Who could have ever predicted that California’s rosy assumptions of increased revenue would be cruelly smashed on the rocky reefs of reality? Certainly not California state leaders, that’s for sure. In what has become a depressingly routine ritual, California makes hugely optimistic estimates of future revenue in desperate attempts to get the budget to balance, only to discover a few months later that revenue is lowered than expected.
And now they’ve gone and done it again. Revenues for Feb. 2012 were 3.2% less than projected. March 2012 revenue was worse with a shortfall of 4.2%. I’m sure they’re all just gobsmacked by this unexpected turn of events. State Controller John Chiang,a competent person in a thankless job, tries to remain perky. He says that while revenue is indeed off, the coming three months will be the most crucial for tax collections. But California corporate income taxes were off 8.2% in March, a dire omen indeed. Plus, 65% of tax revenues have already been collected. Are we to expect that the final 35% will somehow make up for the shortfalls? I think not.
But wait, it gets worse. The Controller’s Office details just how bad the budget deficit is.
“The State ended last fiscal year with a cash deficit of $8.2 billion. The combined current-year cash deficit stands at $21.6 billion. Those deficits are being covered with $15.2 billion of internal borrowing (temporary loans from special funds) and $6.4 billion of external borrowing.”
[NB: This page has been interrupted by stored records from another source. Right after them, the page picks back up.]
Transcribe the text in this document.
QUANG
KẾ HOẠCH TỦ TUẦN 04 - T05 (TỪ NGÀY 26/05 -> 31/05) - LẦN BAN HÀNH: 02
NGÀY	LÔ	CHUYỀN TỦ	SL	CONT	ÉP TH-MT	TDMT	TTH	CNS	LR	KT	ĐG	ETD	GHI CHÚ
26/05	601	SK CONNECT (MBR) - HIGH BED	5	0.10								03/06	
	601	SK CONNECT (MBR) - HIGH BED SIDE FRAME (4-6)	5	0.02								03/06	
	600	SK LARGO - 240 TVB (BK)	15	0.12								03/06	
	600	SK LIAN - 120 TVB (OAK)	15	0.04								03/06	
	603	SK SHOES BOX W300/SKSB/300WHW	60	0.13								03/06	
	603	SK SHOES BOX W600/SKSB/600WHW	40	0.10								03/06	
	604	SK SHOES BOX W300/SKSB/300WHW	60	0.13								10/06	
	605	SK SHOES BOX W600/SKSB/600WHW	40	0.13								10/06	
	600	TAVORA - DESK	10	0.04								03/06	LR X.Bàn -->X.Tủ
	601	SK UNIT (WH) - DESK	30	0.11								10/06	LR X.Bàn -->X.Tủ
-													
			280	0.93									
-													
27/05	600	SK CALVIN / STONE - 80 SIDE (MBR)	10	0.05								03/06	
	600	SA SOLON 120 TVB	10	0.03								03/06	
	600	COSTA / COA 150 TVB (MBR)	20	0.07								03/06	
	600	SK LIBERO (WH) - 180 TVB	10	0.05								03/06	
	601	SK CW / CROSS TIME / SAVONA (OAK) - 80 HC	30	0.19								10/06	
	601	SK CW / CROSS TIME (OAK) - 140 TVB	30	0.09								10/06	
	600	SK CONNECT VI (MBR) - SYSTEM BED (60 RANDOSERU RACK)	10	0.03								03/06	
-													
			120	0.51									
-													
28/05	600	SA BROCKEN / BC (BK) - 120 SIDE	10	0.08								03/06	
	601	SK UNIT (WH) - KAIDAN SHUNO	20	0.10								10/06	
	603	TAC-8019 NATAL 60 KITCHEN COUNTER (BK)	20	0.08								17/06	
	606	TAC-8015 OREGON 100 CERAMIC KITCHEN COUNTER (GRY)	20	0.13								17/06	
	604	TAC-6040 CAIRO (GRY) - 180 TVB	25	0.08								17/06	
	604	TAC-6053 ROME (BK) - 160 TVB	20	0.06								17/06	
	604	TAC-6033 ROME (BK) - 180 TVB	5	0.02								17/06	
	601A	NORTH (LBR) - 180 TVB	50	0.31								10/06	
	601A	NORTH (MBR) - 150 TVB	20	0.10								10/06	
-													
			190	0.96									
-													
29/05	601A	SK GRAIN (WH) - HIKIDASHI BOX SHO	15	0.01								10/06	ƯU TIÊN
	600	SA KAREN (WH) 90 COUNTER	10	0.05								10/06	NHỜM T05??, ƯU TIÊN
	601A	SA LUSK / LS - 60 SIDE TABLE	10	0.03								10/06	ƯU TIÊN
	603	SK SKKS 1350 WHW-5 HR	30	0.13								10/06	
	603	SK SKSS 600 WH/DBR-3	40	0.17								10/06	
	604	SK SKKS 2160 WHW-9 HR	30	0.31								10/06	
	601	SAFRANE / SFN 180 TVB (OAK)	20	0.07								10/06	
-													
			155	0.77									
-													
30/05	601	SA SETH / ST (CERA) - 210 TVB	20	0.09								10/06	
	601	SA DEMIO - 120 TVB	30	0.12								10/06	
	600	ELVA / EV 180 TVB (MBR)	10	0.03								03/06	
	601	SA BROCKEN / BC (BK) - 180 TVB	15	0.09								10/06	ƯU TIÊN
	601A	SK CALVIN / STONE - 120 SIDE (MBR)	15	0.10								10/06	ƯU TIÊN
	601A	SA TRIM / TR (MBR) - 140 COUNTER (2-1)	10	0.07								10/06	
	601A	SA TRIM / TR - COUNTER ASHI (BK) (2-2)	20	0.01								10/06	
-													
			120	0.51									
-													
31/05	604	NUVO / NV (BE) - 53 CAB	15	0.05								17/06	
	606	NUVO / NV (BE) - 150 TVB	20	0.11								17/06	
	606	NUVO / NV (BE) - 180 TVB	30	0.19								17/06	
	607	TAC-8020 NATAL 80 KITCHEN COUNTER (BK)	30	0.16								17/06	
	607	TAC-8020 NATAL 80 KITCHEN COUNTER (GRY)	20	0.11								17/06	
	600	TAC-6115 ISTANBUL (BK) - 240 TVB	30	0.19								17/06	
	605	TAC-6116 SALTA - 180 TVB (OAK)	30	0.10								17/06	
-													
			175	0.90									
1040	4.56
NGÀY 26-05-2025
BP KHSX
Let that sink in. California is mostly keeping the lights on by borrowing money from itself. But that money has to be paid back to the special funds, which may now have their own shortfalls due to money being “borrowed” from them. This is somewhat akin to getting a cash advance on one credit card to pay off another card. It is highly risky and not a solution. It just keeps the plates in the air for a bit longer. This is also true for that $6.4 billion in external borrowing. Interest is being charged. California moving around money and borrowing billions (to mostly service its current debt and obligations) is neither prudent nor wise.
Sooner or later the pretend game of finding new revenue needs to end and real solutions have to be found.